After choosing your strategy below are the essential steps to success.
- Planning: the key to success here is defining the scope of data migration to filter out any surplus data and understand what is achievable and reasonable. Aim to migrate the smallest amount of data required to run the target system effectively. Put together a budget and a timeline estimates and include all time and material costs of auditing, profiling data, write migration code, build data transformation and cleansing rules and loading a testing data. A typical project for medium to large businesses is managed over six months to two years. Last but not least, data governance; data migration should be led by business data owners and users.
- Understanding the data: Apply top-down, target-driven rationale, prioritizing scoping decisions in line with value to your organisation using criteria such as region, line of business, and product type. This stage is also for detecting possible conflicts and drilling down any issues and inconsistencies. this involves creating a single repository for all analysis regardless of source pieces. Gain clear visibility into the data and access all problems with the ability to investigate anomalies to any required depth. Then carry out a cost-benefit analysis for every data marked for migration; the more data to be migrated the more the project cost.
- Design and building: Results from the data audit should be used as the foundation to develop rules for transferring all designed source data and ensuring it is manipulated and fit for the target. Before any code is written, the mapping specifications and supporting documentation must be clearly understood. The design should also embrace the principle that ‘small is beautiful’. Data migration projects run more efficiently when segmented into increments as few projects require a big bang approach. Utilization of traditional ETL tools is powerful but these tools are limiting with free text fields and more complex requirements. In such cases, a data quality tool with parsing and matching capabilities is required to separate and restructure content to the target.
- Executing: Data is extracted from the source system, transformed, cleansed, and loaded into the target system, using the migration rules.
- Testing: aim to volume test all data in the scope as early as possible. The key objective here should be to get to the full-volume upload and online application test stage as early as possible for each unit of work and allow time for volume testing and issue resolution.

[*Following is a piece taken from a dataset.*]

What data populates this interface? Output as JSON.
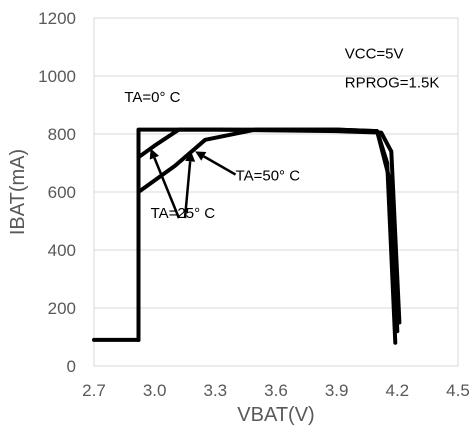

- Follow-up and maintenance: once established within the new environment, a data audit can be implemented at any time on any set of data and at any point in the data migration cycle to assess whether the project is still on track and still its scope. Data quality tools can be deployed to maintain quality and a state of readiness.
Above all, keep a total focus on the business objectives and cost/benefits throughout the migration process. This will as a guiding star to your data migration project.